La dolce antifona della XXXI domenica sembra avvolgere il fedele col movimento delle ali, come espresso dal settimo modo, il modo “angelico”, per ricordarci che la presenza evangelica è sempre «amorevole in mezzo a voi come una madre nutre e ha cura delle proprie creature» (1Ts 2,7).
«Ne derelínquas me, Dómine Deus meus, ne discédas a me: inténde in adjutórium meum, Dómine virtus salútis meae. (Non abbandonarmi, Signore Dio, da me non stare lontano; accorri in mio aiuto, Signore mia salvezza.) – cfr. Sal 37,22.23 Vulg».
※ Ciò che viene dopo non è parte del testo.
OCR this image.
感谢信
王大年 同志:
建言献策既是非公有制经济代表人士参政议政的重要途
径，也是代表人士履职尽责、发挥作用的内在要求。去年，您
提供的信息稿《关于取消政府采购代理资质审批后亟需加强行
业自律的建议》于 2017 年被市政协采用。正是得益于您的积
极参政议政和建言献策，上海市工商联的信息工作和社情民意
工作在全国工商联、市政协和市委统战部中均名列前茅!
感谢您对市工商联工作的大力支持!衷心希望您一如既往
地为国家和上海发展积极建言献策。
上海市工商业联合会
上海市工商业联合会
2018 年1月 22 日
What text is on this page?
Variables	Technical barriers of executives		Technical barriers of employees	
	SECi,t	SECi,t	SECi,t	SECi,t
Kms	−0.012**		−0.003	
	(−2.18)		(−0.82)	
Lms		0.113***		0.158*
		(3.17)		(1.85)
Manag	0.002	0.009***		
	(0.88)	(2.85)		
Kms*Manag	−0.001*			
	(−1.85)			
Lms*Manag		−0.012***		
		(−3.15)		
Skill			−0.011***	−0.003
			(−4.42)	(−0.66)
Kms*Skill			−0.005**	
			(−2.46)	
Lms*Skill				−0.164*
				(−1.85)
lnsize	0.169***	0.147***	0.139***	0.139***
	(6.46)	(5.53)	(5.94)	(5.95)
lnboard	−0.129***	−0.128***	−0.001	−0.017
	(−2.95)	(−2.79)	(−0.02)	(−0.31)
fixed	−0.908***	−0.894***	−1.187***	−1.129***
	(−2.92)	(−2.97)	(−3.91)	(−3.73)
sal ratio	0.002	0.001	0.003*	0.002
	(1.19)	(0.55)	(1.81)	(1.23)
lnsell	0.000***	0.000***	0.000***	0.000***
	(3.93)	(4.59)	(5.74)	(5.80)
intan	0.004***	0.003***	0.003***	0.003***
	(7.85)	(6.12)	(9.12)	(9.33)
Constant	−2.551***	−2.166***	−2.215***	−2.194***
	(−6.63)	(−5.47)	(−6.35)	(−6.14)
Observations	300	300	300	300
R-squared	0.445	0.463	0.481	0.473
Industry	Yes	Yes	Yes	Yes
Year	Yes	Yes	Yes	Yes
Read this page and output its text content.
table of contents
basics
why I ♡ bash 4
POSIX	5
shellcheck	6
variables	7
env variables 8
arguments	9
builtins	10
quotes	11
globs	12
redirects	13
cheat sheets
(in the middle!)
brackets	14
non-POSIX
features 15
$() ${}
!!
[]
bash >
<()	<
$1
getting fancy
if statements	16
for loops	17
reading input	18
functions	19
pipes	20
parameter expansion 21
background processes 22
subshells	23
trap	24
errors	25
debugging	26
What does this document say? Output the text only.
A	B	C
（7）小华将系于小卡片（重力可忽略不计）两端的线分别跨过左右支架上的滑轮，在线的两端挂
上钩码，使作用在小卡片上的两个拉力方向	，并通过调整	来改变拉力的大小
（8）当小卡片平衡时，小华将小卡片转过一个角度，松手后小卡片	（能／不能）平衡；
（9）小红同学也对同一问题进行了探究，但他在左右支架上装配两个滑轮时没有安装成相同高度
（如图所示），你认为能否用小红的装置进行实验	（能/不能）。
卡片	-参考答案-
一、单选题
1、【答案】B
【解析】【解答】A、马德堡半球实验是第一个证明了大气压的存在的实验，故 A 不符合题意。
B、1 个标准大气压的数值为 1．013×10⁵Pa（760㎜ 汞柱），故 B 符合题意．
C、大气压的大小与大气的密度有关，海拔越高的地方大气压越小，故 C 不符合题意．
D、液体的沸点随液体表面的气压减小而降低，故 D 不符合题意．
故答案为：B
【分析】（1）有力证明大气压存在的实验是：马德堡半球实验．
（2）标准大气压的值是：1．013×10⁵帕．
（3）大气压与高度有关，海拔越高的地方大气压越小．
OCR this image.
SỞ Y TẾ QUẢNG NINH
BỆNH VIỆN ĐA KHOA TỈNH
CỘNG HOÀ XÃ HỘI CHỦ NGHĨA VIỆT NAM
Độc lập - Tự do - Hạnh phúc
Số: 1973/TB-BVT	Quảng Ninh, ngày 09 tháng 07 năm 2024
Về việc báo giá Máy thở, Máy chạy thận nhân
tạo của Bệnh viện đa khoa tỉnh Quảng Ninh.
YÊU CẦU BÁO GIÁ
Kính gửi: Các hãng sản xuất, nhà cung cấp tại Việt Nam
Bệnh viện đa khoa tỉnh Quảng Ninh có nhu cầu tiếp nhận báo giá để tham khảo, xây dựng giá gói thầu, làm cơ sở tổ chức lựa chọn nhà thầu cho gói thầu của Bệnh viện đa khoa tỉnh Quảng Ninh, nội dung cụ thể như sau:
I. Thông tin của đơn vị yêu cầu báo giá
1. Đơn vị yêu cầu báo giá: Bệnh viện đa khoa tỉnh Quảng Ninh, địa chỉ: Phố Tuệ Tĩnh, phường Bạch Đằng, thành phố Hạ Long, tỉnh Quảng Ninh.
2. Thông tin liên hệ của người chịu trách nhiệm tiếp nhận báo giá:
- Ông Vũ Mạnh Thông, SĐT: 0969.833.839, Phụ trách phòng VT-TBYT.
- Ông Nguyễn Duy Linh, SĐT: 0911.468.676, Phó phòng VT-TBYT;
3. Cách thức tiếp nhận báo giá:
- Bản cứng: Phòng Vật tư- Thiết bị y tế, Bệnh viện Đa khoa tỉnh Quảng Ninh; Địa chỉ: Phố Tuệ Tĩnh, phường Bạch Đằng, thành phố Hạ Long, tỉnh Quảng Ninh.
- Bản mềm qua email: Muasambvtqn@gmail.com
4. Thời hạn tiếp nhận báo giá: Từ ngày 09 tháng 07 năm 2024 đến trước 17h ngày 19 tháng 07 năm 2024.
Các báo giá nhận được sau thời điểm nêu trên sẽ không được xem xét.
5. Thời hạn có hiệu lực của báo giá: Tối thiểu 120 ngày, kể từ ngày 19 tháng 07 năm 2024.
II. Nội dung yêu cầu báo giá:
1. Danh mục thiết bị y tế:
Il contrasto con la durezza dei testi odierni è evidente, ma in realtà è proprio l’antifona della XXXI domenica che li illumina. Mentre Dio ammonisce con severità i suoi sacerdoti: «Voi vi siete allontanati dalla retta via e siete stati d’inciampo a molti con il vostro insegnamento» (Ml 2,8) e «Quanto vi dicono, fatelo e osservatelo, ma non fate secondo le loro opere, perché dicono e non fanno» (Mt 23,3), sembra tendere le braccia per sollevarci «come un bimbo svezzato in braccio a sua madre» (Sal 8). Nella melodia, questo gesto ascensionale è espresso più volte dalla successione di tre note ascendenti (scandicus), sulle parole Deus meus, meum, Domine virtus salutis. E l’invocazione «Ne discedas a me: intende in adiutorium meum [Non allontanarti da me; accorri in mio aiuto]» è espressa mantenendo con fermezza la stessa nota. Dio discese dal cielo per la nostra salvezza. Il meae finale evidenzia graficamente questa discesa. Per ricordarci sempre che: «Chi tra voi è più grande, sarà vostro servo» (Mt 23,12).